Les banques inclues dans l’indice Stoxx Europe ont ainsi chuté de 45% au cours des 10 dernières années. A titre de comparaison, l’ETF géré par la banque américaine KBE, qui suit les banques américaines, a progressé de 86 % sur la même période.

Or, Citi explique que les perspectives des banques allemandes sont les plus sombres en Europe, en raison du fait que la vulnérabilité structurelle et la faiblesse de l’économie nationale sont combinées, alors que le PIB du T2 a reculé de 0.1% en données trimestrielles outre-Rhin.

Citi estime même que les banques italiennes sont dans une meilleure posture que les banques allemandes, malgré le chaos politique qui règne dans le pays et la perspective d’élections anticipées en octobre.

“Les banques italiennes ont assaini leurs bilans, comme les banques espagnoles. L’année prochaine, les Allemands vont réaliser un rendement des fonds propres (ROE) de 2 à 3 %, et cette année sera encore pire “, a déclaré la banque.

En réalité, les banques allemandes seraient en retard par rapport aux autres pays dans les restructurations et mutations nécessaires pour s’adapter à la modernisation de l’activité bancaire :

La banque souligne à ce propos que les programmes les plus efficaces ont été observés en Scandinavie et dans la région du Benelux:

“Au cours des dix dernières années, ils ont réduit de moitié les réseaux d’agences, réduit les effectifs et ce, pour deux raisons : ils ont des marchés du travail flexibles et des équipes de gestion intelligentes. Ils sont tournés vers l’avenir, ils ont bien utilisé la numérisation et la restructuration “.

Citi a également relevé les progrès des banques françaises :

“Le marché a applaudi cela au cours de la saison des bénéfices du deuxième trimestre, a-t-il dit.

“Les Français ont commencé à parler de réduction des coûts, ils vont faire des progrès, et le marché attend ça.”

En revanche, les actions de la Deutsche Bank (DE:) ont atteint un plus bas historique jeudi, tombant à 5,81 euros par action au cours de la séance dans le contexte de la dernière vague d’aversion pour le risque qui a secoué le marché.

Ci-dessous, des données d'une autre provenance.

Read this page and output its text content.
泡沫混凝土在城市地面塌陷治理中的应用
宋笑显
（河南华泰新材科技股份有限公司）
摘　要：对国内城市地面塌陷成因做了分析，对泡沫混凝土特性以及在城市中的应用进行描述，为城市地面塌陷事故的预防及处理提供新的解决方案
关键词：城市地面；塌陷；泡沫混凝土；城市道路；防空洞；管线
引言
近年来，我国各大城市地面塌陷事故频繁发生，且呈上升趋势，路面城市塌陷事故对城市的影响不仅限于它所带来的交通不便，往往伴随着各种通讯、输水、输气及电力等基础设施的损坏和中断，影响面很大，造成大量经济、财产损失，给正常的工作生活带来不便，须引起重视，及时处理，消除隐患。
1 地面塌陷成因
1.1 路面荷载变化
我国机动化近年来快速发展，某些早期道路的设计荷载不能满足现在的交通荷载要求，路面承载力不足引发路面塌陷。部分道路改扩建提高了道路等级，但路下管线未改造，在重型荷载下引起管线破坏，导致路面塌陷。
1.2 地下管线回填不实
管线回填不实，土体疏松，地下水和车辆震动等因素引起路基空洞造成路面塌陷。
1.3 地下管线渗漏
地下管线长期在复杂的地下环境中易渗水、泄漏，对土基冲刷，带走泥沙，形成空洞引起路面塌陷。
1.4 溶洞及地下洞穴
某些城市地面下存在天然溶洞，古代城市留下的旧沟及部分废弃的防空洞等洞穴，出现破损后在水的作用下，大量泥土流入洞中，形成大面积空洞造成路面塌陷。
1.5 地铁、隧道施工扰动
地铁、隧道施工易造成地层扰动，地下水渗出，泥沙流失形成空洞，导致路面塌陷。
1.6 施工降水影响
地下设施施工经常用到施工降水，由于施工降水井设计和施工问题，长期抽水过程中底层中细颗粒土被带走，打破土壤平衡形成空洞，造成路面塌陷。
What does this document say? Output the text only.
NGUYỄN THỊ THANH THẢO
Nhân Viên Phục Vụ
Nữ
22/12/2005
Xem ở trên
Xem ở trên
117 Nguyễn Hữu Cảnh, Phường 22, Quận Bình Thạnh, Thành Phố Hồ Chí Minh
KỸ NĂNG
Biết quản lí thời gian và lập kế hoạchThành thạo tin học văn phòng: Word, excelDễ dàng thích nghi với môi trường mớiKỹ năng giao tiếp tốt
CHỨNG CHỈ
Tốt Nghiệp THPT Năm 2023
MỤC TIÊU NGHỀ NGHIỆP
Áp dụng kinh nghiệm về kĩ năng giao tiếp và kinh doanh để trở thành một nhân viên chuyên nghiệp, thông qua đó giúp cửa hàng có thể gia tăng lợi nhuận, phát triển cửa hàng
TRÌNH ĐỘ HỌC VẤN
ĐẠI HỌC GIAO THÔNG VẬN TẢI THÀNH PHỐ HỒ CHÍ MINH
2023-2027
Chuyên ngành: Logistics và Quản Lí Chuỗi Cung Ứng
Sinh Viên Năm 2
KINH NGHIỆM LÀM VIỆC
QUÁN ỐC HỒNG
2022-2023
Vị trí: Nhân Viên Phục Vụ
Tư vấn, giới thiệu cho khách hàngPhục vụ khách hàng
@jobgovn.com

La banque allemande est en train de mettre en application un programme de restructuration de masse qui entraînera la suppression de 18 000 emplois dans le monde d’ici 2022 et la fermeture de ses activités de vente et de négociation d’actions, mais les investisseurs ont réagi avec un certain scepticisme.

Le cours de l’action de la banque est en baisse depuis un certain nombre d’années, avec une série de défis économiques structurels et plus larges exacerbés par une série de scandales liés à des défaillances dans la lutte contre le blanchiment de capitaux.

La Commerzbank (DE:), qui a fait l’objet d’un accord de fusion raté avec la Deutsche Bank cette année, a également vu le cours de ses actions chuter au cours des 18 derniers mois, confirmant la sous-perfromance du secteur bancaire allemand.